Percona XtraDB Cluster moved to https://jira.percona.com/projects/PXC

WSREP: unserialize error invalid flags 2: 71 (Protocol error)

Bug #1264225 reported by ceejayoz on 2013-12-26

This bug affects 1 person

Affects		Status	Importance	Assigned to	Milestone
	Percona XtraDB Cluster moved to https://jira.percona.com/projects/PXC	Invalid	Undecided	Unassigned

Bug Description

I'm getting what appears to be a repeat of https://bugs.launchpad.net/galera/+bug/1153727 in the latest XtraDB Cluster 5.5.34-25.9.
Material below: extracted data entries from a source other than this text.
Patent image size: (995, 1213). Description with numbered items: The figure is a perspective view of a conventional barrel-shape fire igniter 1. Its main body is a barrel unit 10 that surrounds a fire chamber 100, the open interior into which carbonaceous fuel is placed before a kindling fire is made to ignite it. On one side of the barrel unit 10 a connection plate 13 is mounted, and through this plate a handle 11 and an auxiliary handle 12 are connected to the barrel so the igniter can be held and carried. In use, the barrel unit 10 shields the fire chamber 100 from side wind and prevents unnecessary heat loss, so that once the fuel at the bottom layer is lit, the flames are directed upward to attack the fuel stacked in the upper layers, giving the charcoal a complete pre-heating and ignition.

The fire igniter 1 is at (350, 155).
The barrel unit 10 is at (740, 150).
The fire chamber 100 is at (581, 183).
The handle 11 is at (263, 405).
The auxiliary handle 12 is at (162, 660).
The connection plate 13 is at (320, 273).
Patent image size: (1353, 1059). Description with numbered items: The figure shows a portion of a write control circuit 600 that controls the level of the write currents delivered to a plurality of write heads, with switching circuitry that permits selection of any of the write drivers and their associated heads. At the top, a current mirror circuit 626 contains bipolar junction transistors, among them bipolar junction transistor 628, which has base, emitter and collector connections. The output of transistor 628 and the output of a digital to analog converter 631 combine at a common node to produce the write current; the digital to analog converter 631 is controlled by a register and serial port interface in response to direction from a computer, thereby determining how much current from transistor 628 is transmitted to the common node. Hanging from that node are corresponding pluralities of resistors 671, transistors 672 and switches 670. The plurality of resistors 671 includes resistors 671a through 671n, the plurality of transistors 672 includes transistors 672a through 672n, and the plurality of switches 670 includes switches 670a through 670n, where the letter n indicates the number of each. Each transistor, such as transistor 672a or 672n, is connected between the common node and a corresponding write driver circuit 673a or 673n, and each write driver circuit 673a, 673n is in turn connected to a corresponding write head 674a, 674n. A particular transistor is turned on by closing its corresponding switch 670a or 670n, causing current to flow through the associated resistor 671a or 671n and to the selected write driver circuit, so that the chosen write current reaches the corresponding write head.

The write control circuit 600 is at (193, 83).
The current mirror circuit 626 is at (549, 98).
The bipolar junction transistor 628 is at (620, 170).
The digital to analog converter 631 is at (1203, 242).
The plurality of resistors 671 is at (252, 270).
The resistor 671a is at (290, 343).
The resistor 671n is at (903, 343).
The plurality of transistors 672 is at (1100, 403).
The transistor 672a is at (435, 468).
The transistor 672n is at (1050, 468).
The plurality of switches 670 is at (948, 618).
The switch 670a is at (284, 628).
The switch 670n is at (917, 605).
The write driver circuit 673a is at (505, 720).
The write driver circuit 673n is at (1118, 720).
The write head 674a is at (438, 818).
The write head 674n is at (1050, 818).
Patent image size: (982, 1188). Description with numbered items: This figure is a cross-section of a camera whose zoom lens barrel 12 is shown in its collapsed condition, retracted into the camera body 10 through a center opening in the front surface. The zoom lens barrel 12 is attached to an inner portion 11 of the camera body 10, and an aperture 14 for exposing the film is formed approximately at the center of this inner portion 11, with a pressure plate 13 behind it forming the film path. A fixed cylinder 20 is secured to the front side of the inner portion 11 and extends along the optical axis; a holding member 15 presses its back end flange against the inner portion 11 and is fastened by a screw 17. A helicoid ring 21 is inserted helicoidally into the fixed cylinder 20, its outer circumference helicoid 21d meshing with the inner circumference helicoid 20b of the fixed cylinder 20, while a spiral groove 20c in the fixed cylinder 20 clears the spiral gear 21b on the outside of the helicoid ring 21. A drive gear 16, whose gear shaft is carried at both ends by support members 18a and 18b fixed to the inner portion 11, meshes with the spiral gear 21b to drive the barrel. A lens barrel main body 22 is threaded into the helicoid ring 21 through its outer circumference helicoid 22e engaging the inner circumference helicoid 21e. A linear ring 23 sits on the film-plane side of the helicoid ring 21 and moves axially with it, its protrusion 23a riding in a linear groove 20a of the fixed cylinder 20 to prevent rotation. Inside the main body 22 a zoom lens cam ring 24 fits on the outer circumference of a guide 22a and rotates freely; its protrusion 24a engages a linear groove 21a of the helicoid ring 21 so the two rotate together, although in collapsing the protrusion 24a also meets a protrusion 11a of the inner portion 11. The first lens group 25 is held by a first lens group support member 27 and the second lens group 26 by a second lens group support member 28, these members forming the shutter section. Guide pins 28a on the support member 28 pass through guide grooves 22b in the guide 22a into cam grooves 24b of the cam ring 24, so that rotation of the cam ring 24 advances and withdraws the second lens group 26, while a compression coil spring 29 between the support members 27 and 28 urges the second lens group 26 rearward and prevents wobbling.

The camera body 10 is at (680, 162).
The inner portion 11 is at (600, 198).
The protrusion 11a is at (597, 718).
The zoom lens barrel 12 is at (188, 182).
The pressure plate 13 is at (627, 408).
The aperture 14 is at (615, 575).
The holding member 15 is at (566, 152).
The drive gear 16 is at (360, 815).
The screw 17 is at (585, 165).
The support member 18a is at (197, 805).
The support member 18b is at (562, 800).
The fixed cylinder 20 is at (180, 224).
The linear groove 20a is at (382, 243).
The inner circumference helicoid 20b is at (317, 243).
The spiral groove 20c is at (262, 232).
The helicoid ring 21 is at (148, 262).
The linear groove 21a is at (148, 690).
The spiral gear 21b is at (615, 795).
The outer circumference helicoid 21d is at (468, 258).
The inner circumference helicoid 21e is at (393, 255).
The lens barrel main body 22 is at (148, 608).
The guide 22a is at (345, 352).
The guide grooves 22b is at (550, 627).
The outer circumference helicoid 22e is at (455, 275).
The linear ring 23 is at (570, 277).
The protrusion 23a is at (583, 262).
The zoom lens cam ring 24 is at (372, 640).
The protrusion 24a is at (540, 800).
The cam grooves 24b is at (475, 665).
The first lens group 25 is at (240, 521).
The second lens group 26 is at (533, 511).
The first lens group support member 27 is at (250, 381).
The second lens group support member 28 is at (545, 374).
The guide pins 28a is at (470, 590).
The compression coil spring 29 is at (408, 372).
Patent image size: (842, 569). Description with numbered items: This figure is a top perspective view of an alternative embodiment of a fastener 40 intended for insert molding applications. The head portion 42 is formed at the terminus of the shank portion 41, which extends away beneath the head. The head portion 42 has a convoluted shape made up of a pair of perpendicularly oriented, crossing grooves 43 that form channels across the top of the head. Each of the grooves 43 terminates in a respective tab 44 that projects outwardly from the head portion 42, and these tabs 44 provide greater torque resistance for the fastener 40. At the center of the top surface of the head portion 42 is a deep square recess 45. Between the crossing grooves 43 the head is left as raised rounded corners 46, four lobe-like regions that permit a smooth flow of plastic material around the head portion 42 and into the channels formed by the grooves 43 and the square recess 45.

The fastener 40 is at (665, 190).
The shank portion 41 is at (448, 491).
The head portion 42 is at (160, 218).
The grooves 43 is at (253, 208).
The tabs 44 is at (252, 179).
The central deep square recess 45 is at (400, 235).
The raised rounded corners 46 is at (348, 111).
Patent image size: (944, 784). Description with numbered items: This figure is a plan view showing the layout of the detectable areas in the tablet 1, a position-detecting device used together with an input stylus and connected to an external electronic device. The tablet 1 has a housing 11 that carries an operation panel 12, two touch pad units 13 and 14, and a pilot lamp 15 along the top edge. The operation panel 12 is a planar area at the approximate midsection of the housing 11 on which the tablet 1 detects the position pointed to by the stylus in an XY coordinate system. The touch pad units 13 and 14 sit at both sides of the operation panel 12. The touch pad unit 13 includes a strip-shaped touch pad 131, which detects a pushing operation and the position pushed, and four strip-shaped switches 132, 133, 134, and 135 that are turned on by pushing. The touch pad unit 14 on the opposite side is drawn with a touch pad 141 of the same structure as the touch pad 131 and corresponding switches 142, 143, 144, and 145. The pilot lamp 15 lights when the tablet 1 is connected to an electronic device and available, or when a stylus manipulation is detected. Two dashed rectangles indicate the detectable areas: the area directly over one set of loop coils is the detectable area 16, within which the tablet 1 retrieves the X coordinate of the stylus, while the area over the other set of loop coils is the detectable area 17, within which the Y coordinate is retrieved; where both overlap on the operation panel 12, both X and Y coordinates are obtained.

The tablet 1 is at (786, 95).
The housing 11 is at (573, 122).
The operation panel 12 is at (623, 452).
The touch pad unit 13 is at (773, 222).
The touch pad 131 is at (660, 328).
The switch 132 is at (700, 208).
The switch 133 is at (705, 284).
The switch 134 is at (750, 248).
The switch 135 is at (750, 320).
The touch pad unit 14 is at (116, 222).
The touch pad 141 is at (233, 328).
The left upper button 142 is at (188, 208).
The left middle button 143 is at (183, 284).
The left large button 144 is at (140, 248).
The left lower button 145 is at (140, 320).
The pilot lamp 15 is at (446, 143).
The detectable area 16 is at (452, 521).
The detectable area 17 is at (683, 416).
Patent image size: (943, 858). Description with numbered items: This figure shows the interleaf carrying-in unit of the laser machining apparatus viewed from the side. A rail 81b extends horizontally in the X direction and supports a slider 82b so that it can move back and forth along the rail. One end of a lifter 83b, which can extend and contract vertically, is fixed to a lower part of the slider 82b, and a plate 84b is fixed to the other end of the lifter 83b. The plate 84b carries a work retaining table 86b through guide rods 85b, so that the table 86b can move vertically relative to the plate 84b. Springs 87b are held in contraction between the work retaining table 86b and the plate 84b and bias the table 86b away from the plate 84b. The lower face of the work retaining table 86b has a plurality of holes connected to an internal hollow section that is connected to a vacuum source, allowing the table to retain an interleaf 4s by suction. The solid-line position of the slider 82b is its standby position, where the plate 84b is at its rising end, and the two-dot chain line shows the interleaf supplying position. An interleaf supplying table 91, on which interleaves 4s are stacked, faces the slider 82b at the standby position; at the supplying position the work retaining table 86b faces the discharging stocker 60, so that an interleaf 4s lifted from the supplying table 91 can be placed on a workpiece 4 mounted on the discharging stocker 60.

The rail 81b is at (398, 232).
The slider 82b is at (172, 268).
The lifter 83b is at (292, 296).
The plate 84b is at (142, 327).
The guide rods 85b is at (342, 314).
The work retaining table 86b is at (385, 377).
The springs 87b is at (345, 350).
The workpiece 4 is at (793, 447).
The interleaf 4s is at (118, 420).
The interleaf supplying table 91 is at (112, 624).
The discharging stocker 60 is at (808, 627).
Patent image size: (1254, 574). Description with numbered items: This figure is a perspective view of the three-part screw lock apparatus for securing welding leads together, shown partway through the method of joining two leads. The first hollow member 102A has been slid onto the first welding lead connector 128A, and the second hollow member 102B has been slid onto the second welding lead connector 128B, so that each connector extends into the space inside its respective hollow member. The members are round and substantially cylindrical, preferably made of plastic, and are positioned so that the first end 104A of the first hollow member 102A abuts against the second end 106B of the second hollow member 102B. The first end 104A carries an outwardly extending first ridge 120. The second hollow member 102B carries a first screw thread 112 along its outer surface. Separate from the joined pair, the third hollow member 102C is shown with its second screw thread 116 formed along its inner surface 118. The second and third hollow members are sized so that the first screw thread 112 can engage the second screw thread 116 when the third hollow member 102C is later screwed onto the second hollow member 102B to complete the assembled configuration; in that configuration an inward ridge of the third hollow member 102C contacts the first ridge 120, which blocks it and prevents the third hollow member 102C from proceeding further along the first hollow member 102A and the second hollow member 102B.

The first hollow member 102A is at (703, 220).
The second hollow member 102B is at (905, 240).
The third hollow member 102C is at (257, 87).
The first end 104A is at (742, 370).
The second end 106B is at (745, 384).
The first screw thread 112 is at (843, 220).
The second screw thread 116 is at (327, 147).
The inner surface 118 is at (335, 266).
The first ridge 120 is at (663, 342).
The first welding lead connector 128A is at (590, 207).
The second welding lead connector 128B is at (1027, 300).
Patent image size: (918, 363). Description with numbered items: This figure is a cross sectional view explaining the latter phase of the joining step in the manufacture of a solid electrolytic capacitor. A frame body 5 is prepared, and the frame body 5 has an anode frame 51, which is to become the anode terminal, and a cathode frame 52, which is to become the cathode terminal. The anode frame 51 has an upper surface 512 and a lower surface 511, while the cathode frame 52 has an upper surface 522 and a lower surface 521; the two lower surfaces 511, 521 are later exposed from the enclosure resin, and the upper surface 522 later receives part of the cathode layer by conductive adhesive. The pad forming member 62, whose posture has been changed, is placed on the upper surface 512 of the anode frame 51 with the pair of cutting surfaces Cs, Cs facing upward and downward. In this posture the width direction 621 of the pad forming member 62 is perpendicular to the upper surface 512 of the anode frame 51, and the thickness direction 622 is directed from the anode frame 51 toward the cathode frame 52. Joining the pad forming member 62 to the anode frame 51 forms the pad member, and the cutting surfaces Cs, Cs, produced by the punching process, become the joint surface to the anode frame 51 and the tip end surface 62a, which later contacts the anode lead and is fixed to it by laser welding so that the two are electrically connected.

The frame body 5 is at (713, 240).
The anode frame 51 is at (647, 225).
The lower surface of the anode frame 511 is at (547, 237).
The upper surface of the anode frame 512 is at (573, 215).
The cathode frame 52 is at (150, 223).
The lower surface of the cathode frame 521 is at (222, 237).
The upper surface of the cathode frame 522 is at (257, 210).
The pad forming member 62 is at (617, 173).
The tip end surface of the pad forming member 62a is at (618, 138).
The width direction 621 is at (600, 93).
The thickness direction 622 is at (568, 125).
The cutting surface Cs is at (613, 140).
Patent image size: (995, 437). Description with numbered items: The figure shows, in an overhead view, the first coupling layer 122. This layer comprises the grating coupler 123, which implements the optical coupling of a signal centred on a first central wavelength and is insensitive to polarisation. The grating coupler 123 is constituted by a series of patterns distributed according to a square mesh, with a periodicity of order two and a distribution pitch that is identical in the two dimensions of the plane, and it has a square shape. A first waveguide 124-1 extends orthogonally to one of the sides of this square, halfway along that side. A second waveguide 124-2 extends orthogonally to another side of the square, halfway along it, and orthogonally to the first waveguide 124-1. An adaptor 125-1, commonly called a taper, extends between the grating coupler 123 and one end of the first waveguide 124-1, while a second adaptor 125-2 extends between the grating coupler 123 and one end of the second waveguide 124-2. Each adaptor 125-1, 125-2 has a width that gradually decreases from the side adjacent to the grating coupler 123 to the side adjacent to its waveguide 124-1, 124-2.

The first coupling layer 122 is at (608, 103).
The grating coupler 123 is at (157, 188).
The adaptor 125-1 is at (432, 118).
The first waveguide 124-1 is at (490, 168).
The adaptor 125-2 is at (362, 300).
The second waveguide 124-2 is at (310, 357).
I have a four node Percona XtraDB cluster. Each night, one node shuts down for a backup and subsequently rejoins the cluster. This has run fine for quite some time now.

Last night, the backup node refused to rejoin the cluster. The other three nodes are humming along nicely, but any attempt to join the failed node is unsuccessful.

Luckily, we provision all of our nodes using Ansible, so we've got a repeatable recipe for blowing away a failed node and replacing it with a brand new, from scratch database node.

<strong>Un</strong>luckily, new nodes also fail. No changes to the Ansible scripts have been made recently and we've successfully launched instances since. This is all running on a two-AZ VPC in Amazon AWS, if that makes any difference.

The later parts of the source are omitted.